Tylko jednostki uzdolnione matematycznie, będą w stanie zrozumieć wyjaśnienia nauczyciela niemal od razu. Zapewne jest to związane z umiejętnością logicznego i syntetycznego myślenia. Taka osoba szybciej wychwytuje zależności łączące dane przykłady prezentowane na tablicy. Nie jest tajemnicą, iż matematyka sprawia uczniom najwięcej problemów. By otrzymywać z tego przedmiotu dobre oceny, trzeba go dobrze zrozumieć. Rozwiązywanie zadań matematycznych nie polega na mechanicznym zapamiętywaniu, lecz na stopniowym eliminowaniu problemów postawionych w treści zadania.
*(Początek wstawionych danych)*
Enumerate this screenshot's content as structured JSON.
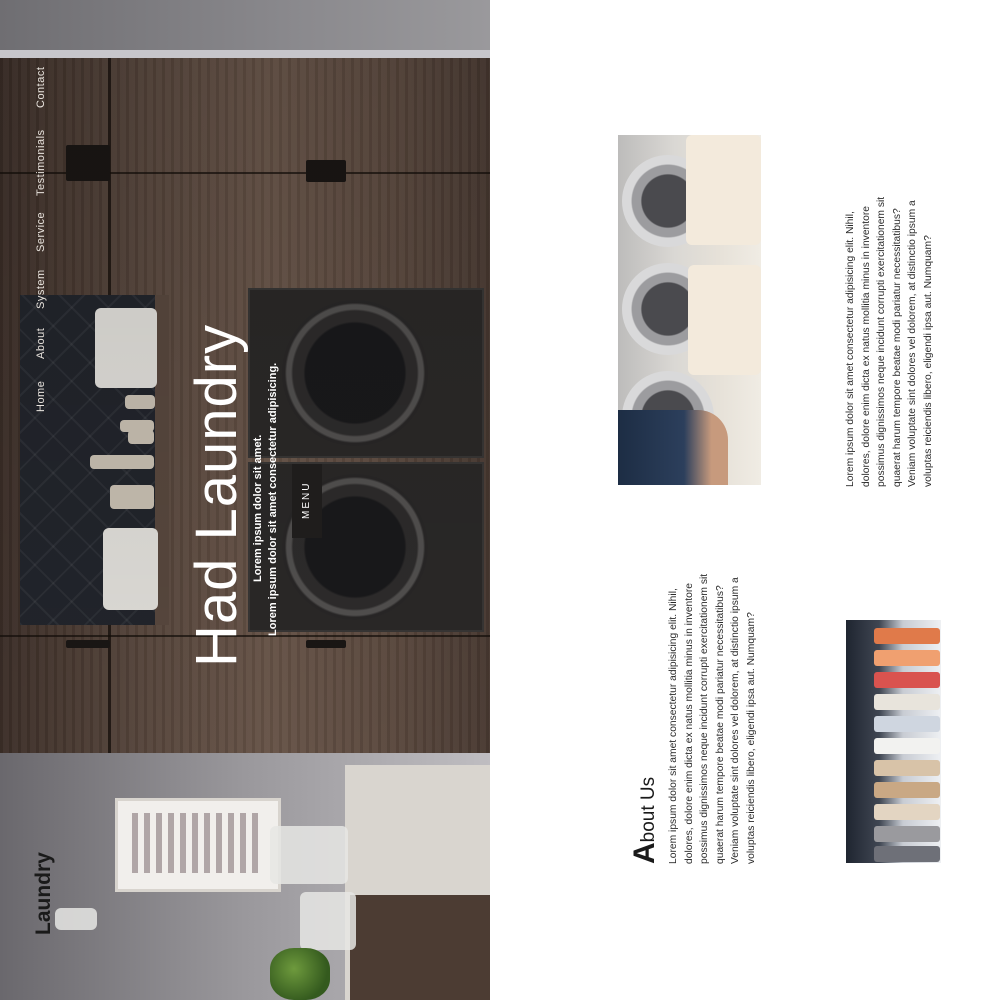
{
  "nav": {
    "items": [
      "Home",
      "About",
      "System",
      "Service",
      "Testimonials",
      "Contact"
    ]
  },
  "hero": {
    "title": "Had Laundry",
    "subtitle_line1": "Lorem ipsum dolor sit amet.",
    "subtitle_line2": "Lorem ipsum dolor sit amet consectetur adipisicing.",
    "menu_label": "MENU"
  },
  "brand": {
    "name": "Laundry"
  },
  "about": {
    "title_initial": "A",
    "title_rest": "bout Us",
    "paragraph_lines": [
      "Lorem ipsum dolor sit amet consectetur adipisicing elit. Nihil,",
      "dolores, dolore enim dicta ex natus mollitia minus in inventore",
      "possimus dignissimos neque incidunt corrupti exercitationem sit",
      "quaerat harum tempore beatae modi pariatur necessitatibus?",
      "Veniam voluptate sint dolores vel dolorem, at distinctio ipsum a",
      "voluptas reiciendis libero, eligendi ipsa aut. Numquam?"
    ]
  },
  "second_block": {
    "paragraph_lines": [
      "Lorem ipsum dolor sit amet consectetur adipisicing elit. Nihil,",
      "dolores, dolore enim dicta ex natus mollitia minus in inventore",
      "possimus dignissimos neque incidunt corrupti exercitationem sit",
      "quaerat harum tempore beatae modi pariatur necessitatibus?",
      "Veniam voluptate sint dolores vel dolorem, at distinctio ipsum a",
      "voluptas reiciendis libero, eligendi ipsa aut. Numquam?"
    ]
  },
  "images": {
    "hero": "laundry-room-photo",
    "photo1": "laundromat-folding-clothes-photo",
    "photo2": "hanging-shirts-rack-photo"
  },
  "colors": {
    "text_dark": "#1a1a1a",
    "hero_text": "#ffffff",
    "menu_bg": "#1f1d1c"
  }
}
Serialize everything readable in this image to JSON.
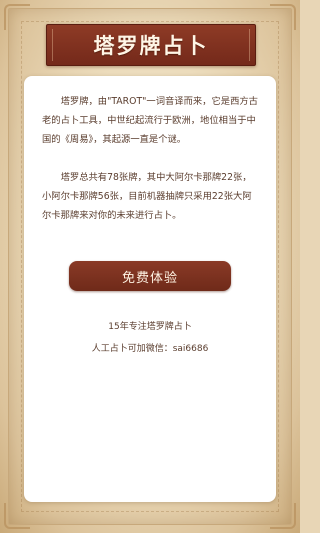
{
  "header": {
    "title": "塔罗牌占卜"
  },
  "intro": {
    "paragraph_1": "塔罗牌，由\"TAROT\"一词音译而来，它是西方古老的占卜工具，中世纪起流行于欧洲，地位相当于中国的《周易》，其起源一直是个谜。",
    "paragraph_2": "塔罗总共有78张牌，其中大阿尔卡那牌22张，小阿尔卡那牌56张，目前机器抽牌只采用22张大阿尔卡那牌来对你的未来进行占卜。"
  },
  "cta": {
    "label": "免费体验"
  },
  "footer": {
    "tagline": "15年专注塔罗牌占卜",
    "contact": "人工占卜可加微信：sai6686"
  },
  "colors": {
    "accent": "#7e321f",
    "text": "#5a3d2e",
    "background": "#ecdcbc"
  }
}
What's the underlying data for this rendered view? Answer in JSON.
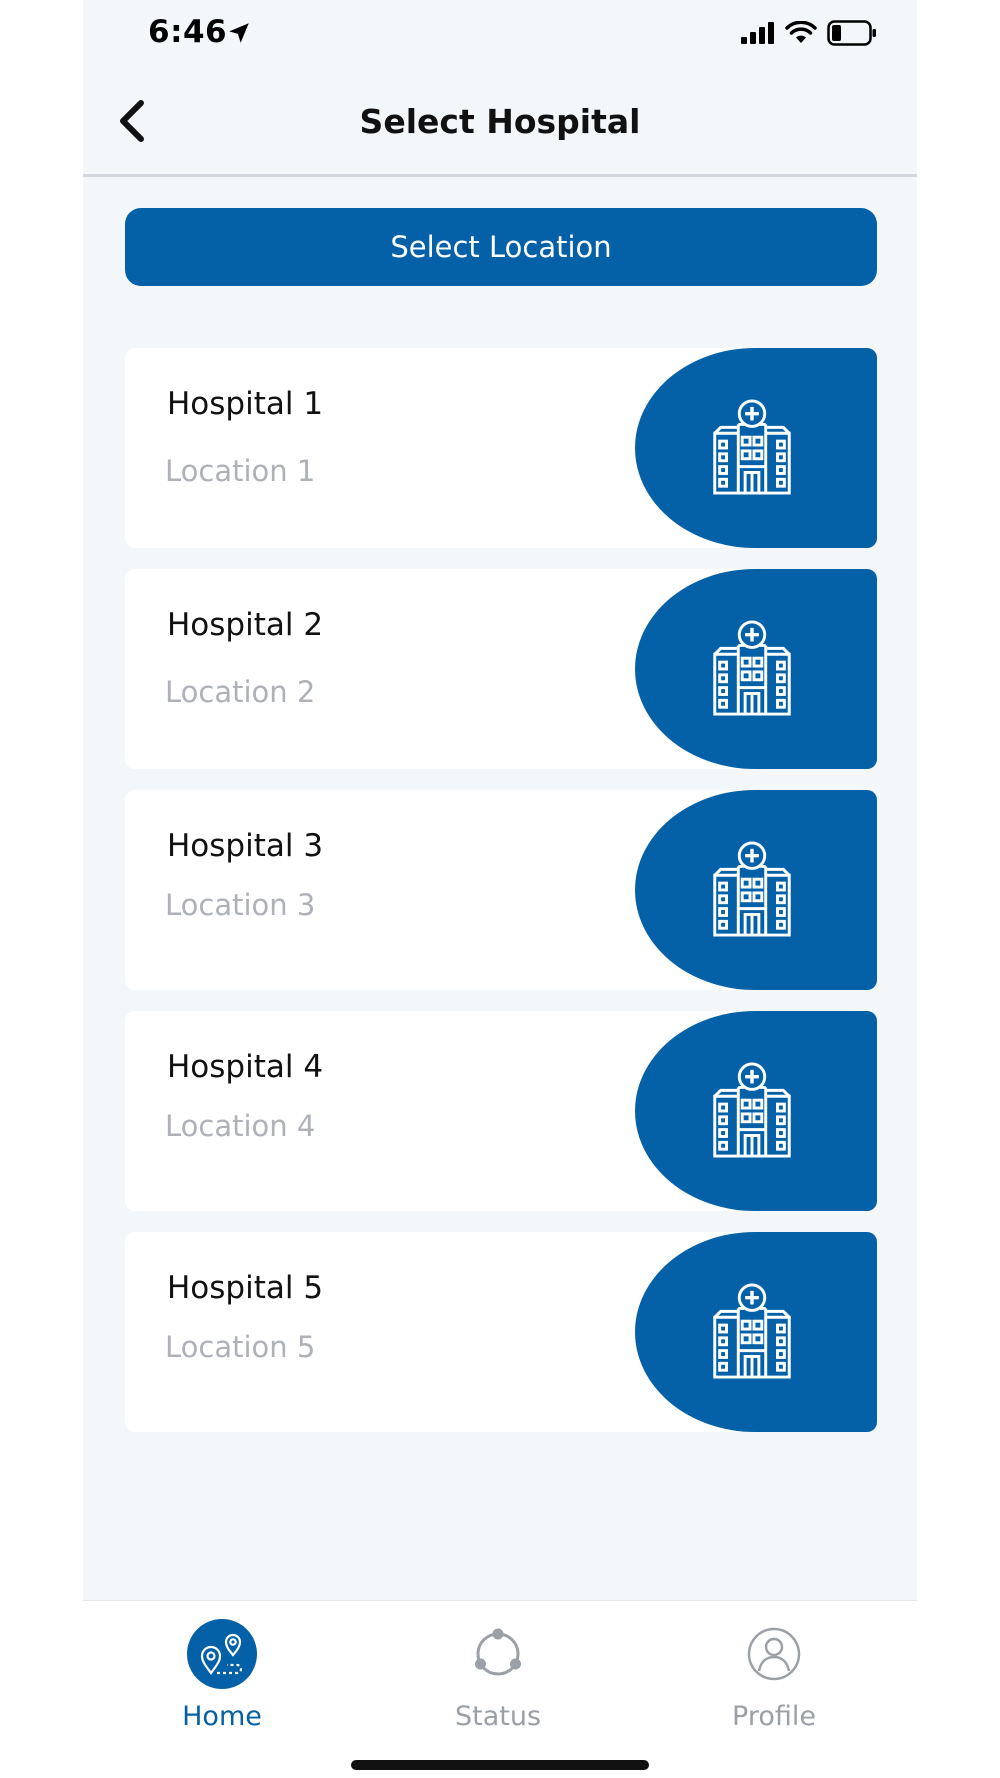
{
  "status_bar": {
    "time": "6:46"
  },
  "header": {
    "title": "Select Hospital"
  },
  "select_location": {
    "label": "Select Location"
  },
  "hospitals": [
    {
      "name": "Hospital 1",
      "location": "Location 1"
    },
    {
      "name": "Hospital 2",
      "location": "Location 2"
    },
    {
      "name": "Hospital 3",
      "location": "Location 3"
    },
    {
      "name": "Hospital 4",
      "location": "Location 4"
    },
    {
      "name": "Hospital 5",
      "location": "Location 5"
    }
  ],
  "tab_bar": {
    "items": [
      {
        "label": "Home",
        "icon": "map-route-icon",
        "active": true
      },
      {
        "label": "Status",
        "icon": "status-cycle-icon",
        "active": false
      },
      {
        "label": "Profile",
        "icon": "user-circle-icon",
        "active": false
      }
    ]
  },
  "colors": {
    "accent": "#0561a7",
    "background": "#f3f7fa",
    "inactive": "#9aa0a6",
    "secondary_text": "#aeb2b8"
  }
}
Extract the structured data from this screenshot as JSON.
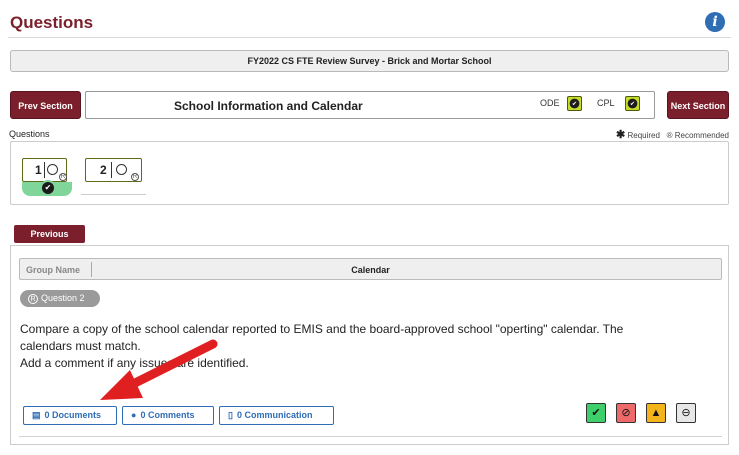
{
  "header": {
    "title": "Questions",
    "info_icon": "info-icon"
  },
  "survey": {
    "title": "FY2022 CS FTE Review Survey - Brick and Mortar School"
  },
  "section": {
    "prev_label": "Prev Section",
    "title": "School Information and Calendar",
    "next_label": "Next Section",
    "flags": [
      {
        "label": "ODE",
        "checked": true
      },
      {
        "label": "CPL",
        "checked": true
      }
    ]
  },
  "questions_label": "Questions",
  "legend": {
    "required": "Required",
    "recommended": "Recommended"
  },
  "question_tiles": [
    {
      "number": "1",
      "status": "complete",
      "selected": false
    },
    {
      "number": "2",
      "status": "none",
      "selected": true
    }
  ],
  "previous_label": "Previous",
  "group": {
    "label": "Group Name",
    "value": "Calendar"
  },
  "question": {
    "pill": "Question 2",
    "line1": "Compare a copy of the school calendar reported to EMIS and the board-approved school \"operting\" calendar. The",
    "line2": "calendars must match.",
    "line3": "Add a comment if any issues are identified."
  },
  "actions": [
    {
      "count": "0",
      "label": "Documents",
      "icon": "document-icon"
    },
    {
      "count": "0",
      "label": "Comments",
      "icon": "comment-icon"
    },
    {
      "count": "0",
      "label": "Communication",
      "icon": "mobile-icon"
    }
  ],
  "status_buttons": [
    {
      "icon": "check-clipboard-icon",
      "color": "#3ecf6a"
    },
    {
      "icon": "cancel-icon",
      "color": "#ee6a6a"
    },
    {
      "icon": "warning-icon",
      "color": "#f3b31a"
    },
    {
      "icon": "minus-circle-icon",
      "color": "#e7e7e7"
    }
  ],
  "colors": {
    "brand": "#7a1f2b",
    "accent": "#2f6db5",
    "annotation_arrow": "#e02020"
  }
}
Umysły humanistyczne mają z tym spory kłopot. Matematycy z kolei nie bardzo orientują się w zasadach interpunkcji, ortografii oraz nie umieją pisać wypracowań. Dla nich stworzenie kilku prostych zdań na zadany temat, to straszna mordęga. Może dlatego, że przedmioty humanistyczne nie opierają się tak mocno na stosowaniu wzorów i logicznym myśleniu, jak matematyce. W wypracowaniu bardziej chodzi o to, by przelać swoje myśli na papier. Oczywiście muszą być one ściśle powiązane z tematem pracy pisemnej. Chodzi o to, by uczeń nie tylko odtwarzał zdobyte wiadomości, ale umiał się do nich odnieść. Na przykład wyraził opinię, czy dany bohater literacki postąpił dobrze, czy źle.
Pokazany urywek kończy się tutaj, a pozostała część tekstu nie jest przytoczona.